Jaime Cortesão foi homem severo com ele mesmo na austeridade. Em 1940, por ocasião da Expo do Duplo Centenário, o delegado especial do Brasil para as comemorações foi o historiador mineiro Augusto de Lima Júnior, que aproveitou os dois anos de Lisboa para escrever seu principal livro A Capitania de Minas Gerais. Convidou Jaime Cortesão para prefaciar a obra, tendo mesmo declinado do convite por não conhecer ainda Minas Gerais.

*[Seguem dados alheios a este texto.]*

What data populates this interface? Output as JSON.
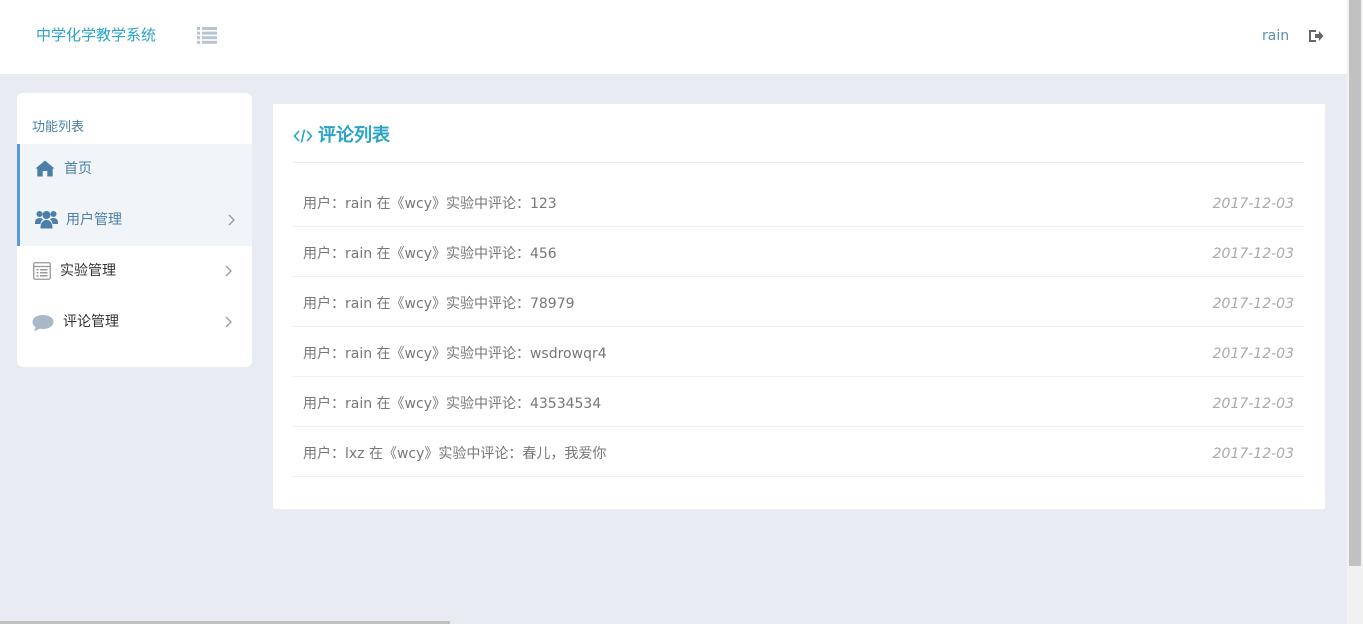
{
  "header": {
    "brand": "中学化学教学系统",
    "user": "rain"
  },
  "sidebar": {
    "title": "功能列表",
    "items": [
      {
        "label": "首页",
        "icon": "home-icon",
        "color": "#4a80a8",
        "active": true,
        "has_arrow": false
      },
      {
        "label": "用户管理",
        "icon": "users-icon",
        "color": "#4a80a8",
        "active": true,
        "has_arrow": true
      },
      {
        "label": "实验管理",
        "icon": "list-alt-icon",
        "color": "#333333",
        "active": false,
        "has_arrow": true
      },
      {
        "label": "评论管理",
        "icon": "comment-icon",
        "color": "#333333",
        "active": false,
        "has_arrow": true
      }
    ]
  },
  "main": {
    "title": "评论列表",
    "comments": [
      {
        "text": "用户：rain 在《wcy》实验中评论：123",
        "date": "2017-12-03"
      },
      {
        "text": "用户：rain 在《wcy》实验中评论：456",
        "date": "2017-12-03"
      },
      {
        "text": "用户：rain 在《wcy》实验中评论：78979",
        "date": "2017-12-03"
      },
      {
        "text": "用户：rain 在《wcy》实验中评论：wsdrowqr4",
        "date": "2017-12-03"
      },
      {
        "text": "用户：rain 在《wcy》实验中评论：43534534",
        "date": "2017-12-03"
      },
      {
        "text": "用户：lxz 在《wcy》实验中评论：春儿，我爱你",
        "date": "2017-12-03"
      }
    ]
  },
  "colors": {
    "accent": "#29a3c9",
    "link": "#4a80a8",
    "background": "#e8ebf2"
  }
}
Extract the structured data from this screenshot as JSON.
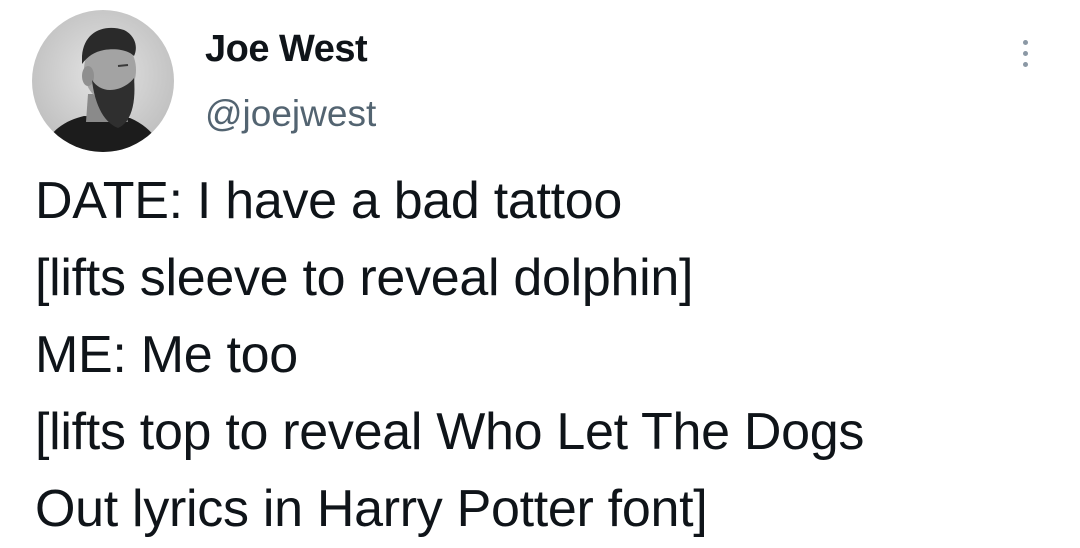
{
  "author": {
    "display_name": "Joe West",
    "handle": "@joejwest",
    "avatar_icon": "profile-photo-bearded-man"
  },
  "menu": {
    "icon": "more-options-icon"
  },
  "tweet": {
    "lines": [
      "DATE: I have a bad tattoo",
      "[lifts sleeve to reveal dolphin]",
      "ME: Me too",
      "[lifts top to reveal Who Let The Dogs",
      "Out lyrics in Harry Potter font]"
    ]
  },
  "colors": {
    "text": "#0f1419",
    "secondary": "#536471",
    "background": "#ffffff"
  }
}
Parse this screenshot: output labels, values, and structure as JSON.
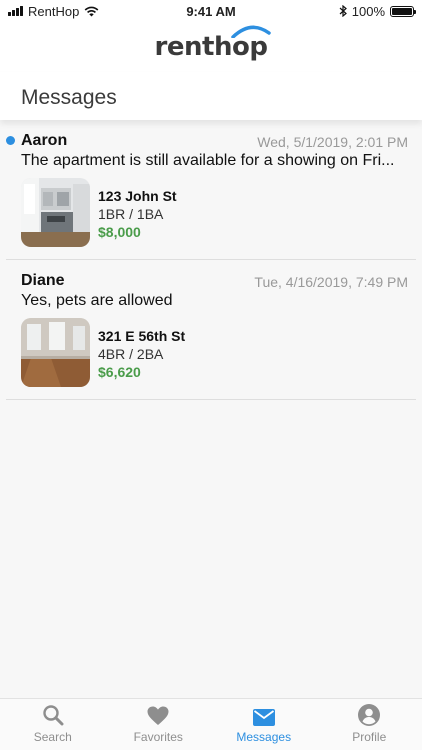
{
  "status_bar": {
    "carrier": "RentHop",
    "time": "9:41 AM",
    "battery": "100%"
  },
  "header": {
    "logo_text": "renthop"
  },
  "page": {
    "title": "Messages"
  },
  "messages": [
    {
      "name": "Aaron",
      "unread": true,
      "date": "Wed, 5/1/2019, 2:01 PM",
      "preview": "The apartment is still available for a showing on Fri...",
      "listing": {
        "address": "123 John St",
        "beds_baths": "1BR / 1BA",
        "price": "$8,000"
      }
    },
    {
      "name": "Diane",
      "unread": false,
      "date": "Tue, 4/16/2019, 7:49 PM",
      "preview": "Yes, pets are allowed",
      "listing": {
        "address": "321 E 56th St",
        "beds_baths": "4BR / 2BA",
        "price": "$6,620"
      }
    }
  ],
  "tabbar": {
    "tabs": [
      {
        "label": "Search",
        "icon": "search-icon",
        "active": false
      },
      {
        "label": "Favorites",
        "icon": "heart-icon",
        "active": false
      },
      {
        "label": "Messages",
        "icon": "envelope-icon",
        "active": true
      },
      {
        "label": "Profile",
        "icon": "user-icon",
        "active": false
      }
    ]
  },
  "colors": {
    "accent": "#2d8fe0",
    "price_green": "#4a9c4a",
    "unread_dot": "#2d8fe0"
  }
}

Na segunda das muitas edições do livro, aceitou escrever depois de uma viagem por Minas, acompanhado pelo autor e amigos intelectuais, como Ribeiro Couto e o editor Souza Pinto.
Cortesão viu com emoção nos sobrados, em suas janelas, nas ruas e igrejas a presença integral de Portugal no Brasil. É textual afirmar que “Ouro Preto fundiu em si com perfeita harmonia, para maior beleza da cidade, a severidade transmontana de Vila Real, a opulência religiosa de Braga e a majestade senhoril de Coimbra”.
No mesmo texto, observa que o sentimento de Lima Júnior foi igual ao seu ao visitar todo o interior de Portugal, encontrando a sua Minas a cada momento. Jaime Cortesão constatou ainda a identidade do barroco português com o brasileiro, sendo, portanto, uma expressão da arte brasileira. Cortesão, que viveu muitos anos no Brasil, embora opositor do Estado Novo, nunca foi homem de esquerda. Assim como o pensador António Sérgio, que também teve passagem pelo Brasil como exilado. Apesar de estudioso da obra de Marx, nunca se aceitou como marxista.
A conclusão mais acertada, e que serve de alerta aos que acreditam em alianças à esquerda, é que o objetivo comunista é a tomada do poder para a ditadura do proletariado. Mas sempre negando, como, aliás, fez Fidel Castro, que anunciou sua opção comunista dois anos após tomar o poder em nome da democracia.
Os democratas, muitos capitalistas, em Portugal, pagaram caro pela ingenuidade. No Brasil, a burguesia foi mais realaista e apoiou os militares em 64 e votou num militar em 2018.